There is still room for additional increases as a date like the 1991-S now at $2.75 in Proof-65 had a lower mintage than some 50 state quarters that are higher, so we may still see additional and perhaps significant price increases in the years ahead.
Price shuffling of dates from 1965 to the present is already causing some collectors to reconsider old pricing guidelines. For most of U.S. history the mintage of a coin was almost always a reliable guide as to its price. In the case of clad quarters while the mintage total is a possible guideline, the fact is that the key factor is the numbers saved by collectors. That should not really be new as it is basically the same way with any coin of any era, but in the past saving and mintages were usually in perfect harmony. That is not the case with clad quarters as a large mintage did not mean significant numbers saved.
Another factor is also potentially going to cause us a change in thinking and that is the old assumption that modern issues are always well made. Just in the case of 50 state quarters issued we see that the average grade of Mint State coins changes from year to year and state to state. In some cases the average dates are MS-65 or MS-66, but in others it can be MS-67 and MS-68. In addition, the grading service totals are telling us that not all the clad Washington quarters made after 1965 were created equally as well. In fact, while we might assume that any modern issue would routinely show grades above MS-65, that is not universally the case and there is no doubt that the coins of some years are proving to be more available in top grades than the coins of other years. In the years ahead we might well see certain dates in the highest possible grades commanding some very surprising prices simply because they are not available in those highest grades.

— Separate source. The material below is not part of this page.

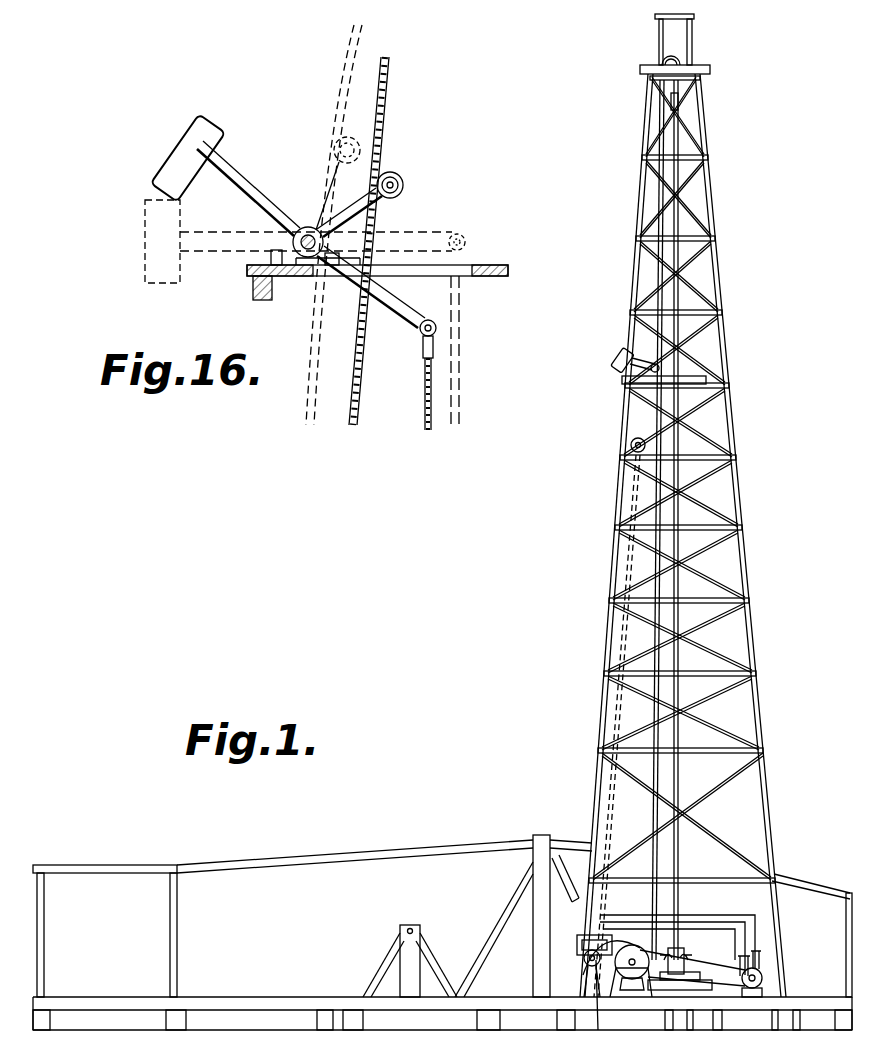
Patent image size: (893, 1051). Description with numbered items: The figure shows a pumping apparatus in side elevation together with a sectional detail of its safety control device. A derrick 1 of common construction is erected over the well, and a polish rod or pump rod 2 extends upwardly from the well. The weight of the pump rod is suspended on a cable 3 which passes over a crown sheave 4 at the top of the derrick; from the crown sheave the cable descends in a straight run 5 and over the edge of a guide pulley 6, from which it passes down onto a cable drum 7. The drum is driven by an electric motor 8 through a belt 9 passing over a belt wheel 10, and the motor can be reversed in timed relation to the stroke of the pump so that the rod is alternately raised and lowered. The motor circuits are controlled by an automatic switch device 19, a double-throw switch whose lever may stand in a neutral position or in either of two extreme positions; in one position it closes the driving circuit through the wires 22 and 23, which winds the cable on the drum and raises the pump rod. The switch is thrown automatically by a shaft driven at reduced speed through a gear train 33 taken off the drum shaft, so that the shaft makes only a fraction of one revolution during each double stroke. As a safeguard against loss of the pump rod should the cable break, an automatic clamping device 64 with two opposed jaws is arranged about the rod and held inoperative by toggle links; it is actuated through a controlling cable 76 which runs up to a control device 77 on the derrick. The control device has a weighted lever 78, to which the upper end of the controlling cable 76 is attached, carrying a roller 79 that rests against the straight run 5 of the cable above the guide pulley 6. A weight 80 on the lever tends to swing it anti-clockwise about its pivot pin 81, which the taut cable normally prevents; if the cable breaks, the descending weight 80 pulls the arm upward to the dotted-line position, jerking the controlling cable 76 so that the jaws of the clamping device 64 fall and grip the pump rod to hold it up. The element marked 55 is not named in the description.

For the present, if you looked at the situation with clad quarters as opposed to the situation a decade ago the two would hardly seem like the same coin. Where back in 1998 prices were low and so was interest, today we have a higher level of interest.
Once collectors start thinking in terms that there are high price clad coins, the reluctance to buy nonsilver issues and regularly collect them in the highest grades becomes the logical next step.
The 1983-P went from $4 to $45 in about seven years as the market began to realize just how scarce it is. Under the circumstances, there is really little or no incentive for many to consider selling. Of course, the 1983-P and others could go down in price, but when prices are constantly on the move to high ground, the assumption on the part of many is not that they will retreat, but rather that the next time the 1983-P moves it will be to $60 or $75. When that is the belief it becomes very difficult to convince anyone to sell and the shortfall in supplies becomes even worse.
That is the situation today. If it is the direct opposite of the situation in 1998 you can thank the popularity of the 50 state quarter program and also the continuing changes in popularity that have characterized the rare coin market for decades. If the coin you like is not very active today, enjoy the buying opportunity as the odds are good that it too will have its day and that those prices will rise.